My first year after graduating college, I had an entry level job that paid just a little above minimum wage. I struggled to afford my studio apartment in an impoverished part of Nashville. I had student loans, a car payment (because I needed to get to work), and I had no furniture. I remember having nothing but bread and butter for dinner, because it was all I had in the refrigerator until payday. I would walk for exercise, because I couldn’t afford a gym, and I walked for 4 months with holes in the bottom of my sneakers, feeling the pavement with every step, before I finally saved up enough money to buy new ones. I found myself poor, despite all of my hard work, education, and total avoidance of drugs, alcohol, and even cigarettes.
Having studied economics in college, I was aware of flat-tax proposals to establish a rate of approximately 20% federal withholding tax for all people. I had previously favored such a tax, because it was fair. My experience in poverty shattered that view. There’s no way I could have afforded 20%. I would have had to give up heat, food and electricity in order to afford a flat tax. I then realized that lower tax rates for the poor are acts of mercy, or as I call them, mercy rates.
Conservatives may argue that I eventually escaped poverty and moved out of the lowest tax bracket. In fact, ten years later I owned a ranch house on 3 acres of land and enjoyed nice vacations and Eagles season tickets. But could I then build a time machine and go back ten years to my former self to share my money with him? Obviously, not. When I was poor, the fact that I might someday earn more was of no consequence to my survival at the time. I needed a mercy tax rate, and fortunately, our progressive tax system gave me one, so I could live to see better days.

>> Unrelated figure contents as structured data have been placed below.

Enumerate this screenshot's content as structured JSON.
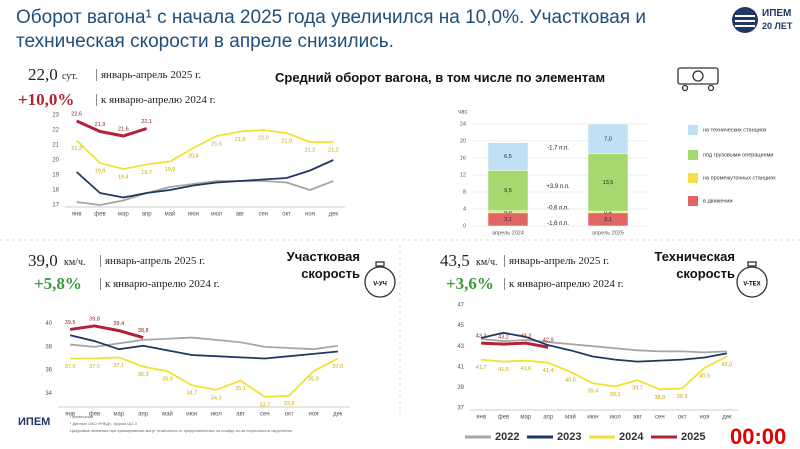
{
  "header": {
    "title": "Оборот вагона¹ с начала 2025 года увеличился на 10,0%. Участковая и техническая скорости в апреле снизились.",
    "logo": "ИПЕМ",
    "logo_sub": "20 ЛЕТ"
  },
  "blocks": [
    {
      "value": "22,0",
      "unit": "сут.",
      "period": "январь-апрель 2025 г.",
      "change": "+10,0%",
      "base": "к январю-апрелю 2024 г."
    },
    {
      "value": "39,0",
      "unit": "км/ч.",
      "period": "январь-апрель 2025 г.",
      "change": "+5,8%",
      "base": "к январю-апрелю 2024 г.",
      "icon": "V-УЧ"
    },
    {
      "value": "43,5",
      "unit": "км/ч.",
      "period": "январь-апрель 2025 г.",
      "change": "+3,6%",
      "base": "к январю-апрелю 2024 г.",
      "icon": "V-ТЕХ"
    }
  ],
  "legend": [
    {
      "name": "2022",
      "color": "#a6a6a6"
    },
    {
      "name": "2023",
      "color": "#1f3864"
    },
    {
      "name": "2024",
      "color": "#f2e130"
    },
    {
      "name": "2025",
      "color": "#b22234"
    }
  ],
  "chart_data": [
    {
      "type": "line",
      "categories": [
        "янв",
        "фев",
        "мар",
        "апр",
        "май",
        "июн",
        "июл",
        "авг",
        "сен",
        "окт",
        "ноя",
        "дек"
      ],
      "ylim": [
        17,
        23
      ],
      "yticks": [
        17,
        18,
        19,
        20,
        21,
        22,
        23
      ],
      "series": [
        {
          "color": "#a6a6a6",
          "values": [
            17.2,
            17.0,
            17.3,
            17.8,
            18.2,
            18.4,
            18.6,
            18.6,
            18.6,
            18.5,
            18.0,
            18.6
          ]
        },
        {
          "color": "#1f3864",
          "values": [
            19.2,
            17.8,
            17.5,
            17.8,
            18.0,
            18.3,
            18.5,
            18.6,
            18.7,
            18.8,
            19.3,
            20.0
          ]
        },
        {
          "color": "#f2e130",
          "values": [
            21.3,
            19.8,
            19.4,
            19.7,
            19.9,
            20.8,
            21.6,
            21.9,
            22.0,
            21.8,
            21.2,
            21.2
          ],
          "value_labels": [
            "21,3",
            "19,8",
            "19,4",
            "19,7",
            "19,9",
            "20,8",
            "21,6",
            "21,9",
            "22,0",
            "21,8",
            "21,2",
            "21,2"
          ]
        },
        {
          "color": "#b22234",
          "values": [
            22.6,
            21.9,
            21.6,
            22.1,
            null,
            null,
            null,
            null,
            null,
            null,
            null,
            null
          ],
          "value_labels": [
            "22,6",
            "21,9",
            "21,6",
            "22,1",
            null,
            null,
            null,
            null,
            null,
            null,
            null,
            null
          ]
        }
      ]
    },
    {
      "type": "stacked_bar",
      "title": "Средний оборот вагона, в том числе по элементам",
      "y_label": "час",
      "categories": [
        "апрель 2024",
        "апрель 2025"
      ],
      "ylim": [
        0,
        24
      ],
      "yticks": [
        0,
        4,
        8,
        12,
        16,
        20,
        24
      ],
      "series": [
        {
          "name": "в движении",
          "color": "#e06666",
          "values": [
            3.1,
            3.1
          ],
          "value_labels": [
            "3,1",
            "3,1"
          ],
          "change": "-1,6 п.п."
        },
        {
          "name": "на промежуточных станциях",
          "color": "#f4e04a",
          "values": [
            0.5,
            0.4
          ],
          "value_labels": [
            "0,5",
            "0,4"
          ],
          "change": "-0,6 п.п."
        },
        {
          "name": "под грузовыми операциями",
          "color": "#a6d86f",
          "values": [
            9.5,
            13.5
          ],
          "value_labels": [
            "9,5",
            "13,5"
          ],
          "change": "+3,9 п.п."
        },
        {
          "name": "на технических станциях",
          "color": "#bfe0f5",
          "values": [
            6.5,
            7.0
          ],
          "value_labels": [
            "6,5",
            "7,0"
          ],
          "change": "-1,7 п.п."
        }
      ]
    },
    {
      "type": "line",
      "title": "Участковая скорость",
      "categories": [
        "янв",
        "фев",
        "мар",
        "апр",
        "май",
        "июн",
        "июл",
        "авг",
        "сен",
        "окт",
        "ноя",
        "дек"
      ],
      "ylim": [
        33,
        41
      ],
      "yticks": [
        34,
        36,
        38,
        40
      ],
      "series": [
        {
          "color": "#a6a6a6",
          "values": [
            38.2,
            38.0,
            38.3,
            38.6,
            38.7,
            38.8,
            38.6,
            38.4,
            38.0,
            37.9,
            37.8,
            38.1
          ]
        },
        {
          "color": "#1f3864",
          "values": [
            39.0,
            38.5,
            37.8,
            38.1,
            37.7,
            37.3,
            37.2,
            37.1,
            37.0,
            37.2,
            37.4,
            37.6
          ]
        },
        {
          "color": "#f2e130",
          "values": [
            37.0,
            37.0,
            37.1,
            36.3,
            35.9,
            34.7,
            34.3,
            35.1,
            33.7,
            33.8,
            35.9,
            37.0
          ],
          "value_labels": [
            "37,0",
            "37,0",
            "37,1",
            "36,3",
            "35,9",
            "34,7",
            "34,3",
            "35,1",
            "33,7",
            "33,8",
            "35,9",
            "37,0"
          ]
        },
        {
          "color": "#b22234",
          "values": [
            39.5,
            39.8,
            39.4,
            38.8,
            null,
            null,
            null,
            null,
            null,
            null,
            null,
            null
          ],
          "value_labels": [
            "39,5",
            "39,8",
            "39,4",
            "38,8",
            null,
            null,
            null,
            null,
            null,
            null,
            null,
            null
          ]
        }
      ]
    },
    {
      "type": "line",
      "title": "Техническая скорость",
      "categories": [
        "янв",
        "фев",
        "мар",
        "апр",
        "май",
        "июн",
        "июл",
        "авг",
        "сен",
        "окт",
        "ноя",
        "дек"
      ],
      "ylim": [
        37,
        47
      ],
      "yticks": [
        37,
        39,
        41,
        43,
        45,
        47
      ],
      "series": [
        {
          "color": "#a6a6a6",
          "values": [
            43.7,
            43.5,
            43.6,
            43.4,
            43.2,
            43.0,
            42.8,
            42.6,
            42.5,
            42.5,
            42.4,
            42.5
          ]
        },
        {
          "color": "#1f3864",
          "values": [
            43.8,
            44.3,
            43.9,
            43.1,
            42.6,
            42.0,
            41.7,
            41.5,
            41.6,
            41.7,
            41.9,
            42.3
          ]
        },
        {
          "color": "#f2e130",
          "values": [
            41.7,
            41.5,
            41.6,
            41.4,
            40.5,
            39.4,
            39.1,
            39.7,
            38.8,
            38.9,
            40.9,
            42.0
          ],
          "value_labels": [
            "41,7",
            "41,5",
            "41,6",
            "41,4",
            "40,5",
            "39,4",
            "39,1",
            "39,7",
            "38,8",
            "38,9",
            "40,9",
            "42,0"
          ]
        },
        {
          "color": "#b22234",
          "values": [
            43.3,
            43.2,
            43.3,
            42.9,
            null,
            null,
            null,
            null,
            null,
            null,
            null,
            null
          ],
          "value_labels": [
            "43,3",
            "43,2",
            "43,3",
            "42,9",
            null,
            null,
            null,
            null,
            null,
            null,
            null,
            null
          ]
        }
      ]
    }
  ],
  "footer": {
    "logo": "ИПЕМ",
    "notes": [
      "Примечания",
      "¹ Данные ОАО «РЖД», форма ЦО-3",
      "Цифровые значения при суммировании могут отличаться от представленных на слайде из-за погрешности округления"
    ],
    "timer": "00:00"
  }
}
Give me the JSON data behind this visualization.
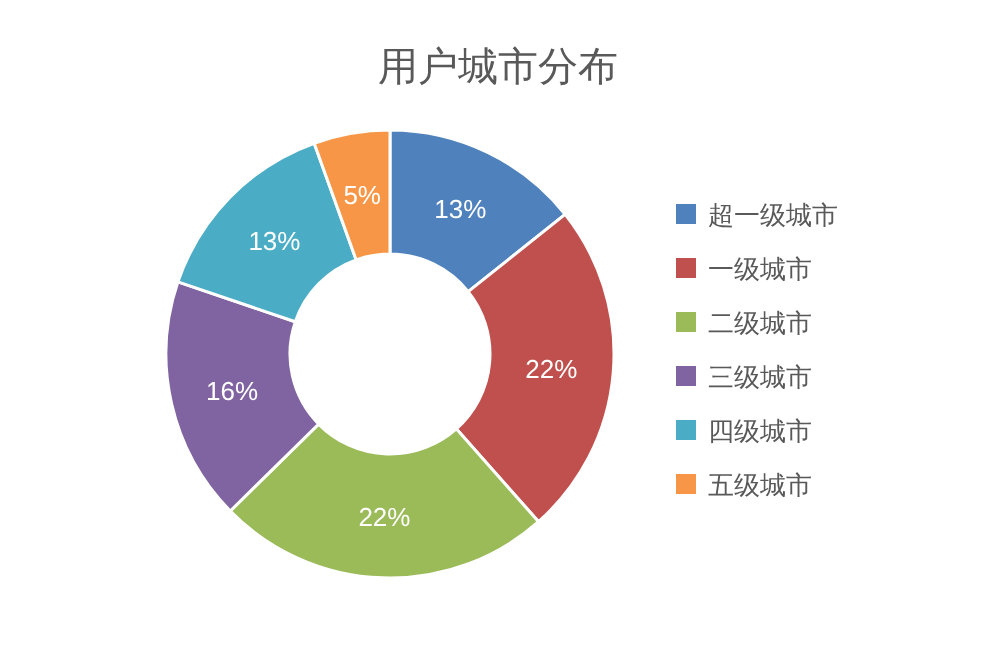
{
  "chart_data": {
    "type": "donut",
    "title": "用户城市分布",
    "categories": [
      "超一级城市",
      "一级城市",
      "二级城市",
      "三级城市",
      "四级城市",
      "五级城市"
    ],
    "values": [
      13,
      22,
      22,
      16,
      13,
      5
    ],
    "colors": [
      "#4f81bd",
      "#c0504d",
      "#9bbb59",
      "#8064a2",
      "#4bacc6",
      "#f79646"
    ],
    "value_labels": [
      "13%",
      "22%",
      "22%",
      "16%",
      "13%",
      "5%"
    ],
    "legend": "right"
  }
}
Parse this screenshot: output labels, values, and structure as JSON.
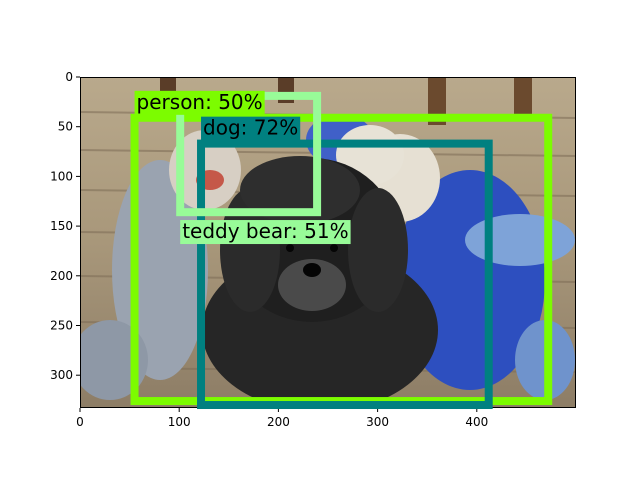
{
  "image": {
    "scene": "black poodle lying on a wooden deck in front of knitted sock-monkey dolls",
    "width_units": 500,
    "height_units": 333
  },
  "axes": {
    "xlim": [
      0,
      500
    ],
    "ylim": [
      333,
      0
    ],
    "x_ticks": [
      "0",
      "100",
      "200",
      "300",
      "400"
    ],
    "x_tick_values": [
      0,
      100,
      200,
      300,
      400
    ],
    "y_ticks": [
      "0",
      "50",
      "100",
      "150",
      "200",
      "250",
      "300"
    ],
    "y_tick_values": [
      0,
      50,
      100,
      150,
      200,
      250,
      300
    ]
  },
  "detections": [
    {
      "label": "person: 50%",
      "color": "#7CFC00",
      "x0": 55,
      "y0": 41,
      "x1": 472,
      "y1": 326,
      "label_x": 55,
      "label_y": 30
    },
    {
      "label": "dog: 72%",
      "color": "#008080",
      "x0": 122,
      "y0": 67,
      "x1": 412,
      "y1": 330,
      "label_x": 122,
      "label_y": 56
    },
    {
      "label": "teddy bear: 51%",
      "color": "#98FB98",
      "x0": 101,
      "y0": 19,
      "x1": 239,
      "y1": 136,
      "label_x": 101,
      "label_y": 160
    }
  ]
}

Republicans look at the progressive tax structure backward. They see the low rates as the standard rates and the high rates as penalties for the rich. The truth is that the rich pay the standard rates, and the poor get mercy rates, since they cannot afford the standard rates. If the nation is going to tax its wealth, it will have to tax the people who earn that wealth; so the standard rate is the one that taxes most of the wealth, not most of the people. According to the 2010 Summary of Federal Income Tax Data, the top 1% of income earners earn 18.9% of the nation’s wealth, the top 10 % earn 33.8%, the top 25% earn 67.6% , and the bottom 50% earn only 11.75%. So the bottom ½ of the population earns less than 1/8th of the money, but the top 25% earns 2/3 of the money. It’s this money and these people who should pay the standard rate. Although, to be fair, the poorest of the top 25% only earned $69,126 in 2010, which isn’t a whole lot of money when trying to raise a family, so they deserve a little mercy in their tax rates, too. And that’s exactly what we do. We have a progressive tax structure that extends different levels of mercy to different income brackets. The poorest receive the most mercy, and the wealthiest receive no mercy because they lack nothing. Of course, since such a large percentage of the population gets mercy rates, the wealthy have to be taxed even more to cover the poor’s share. If our disparity of wealth wasn’t so great, our tax rates wouldn’t have to be so progressive.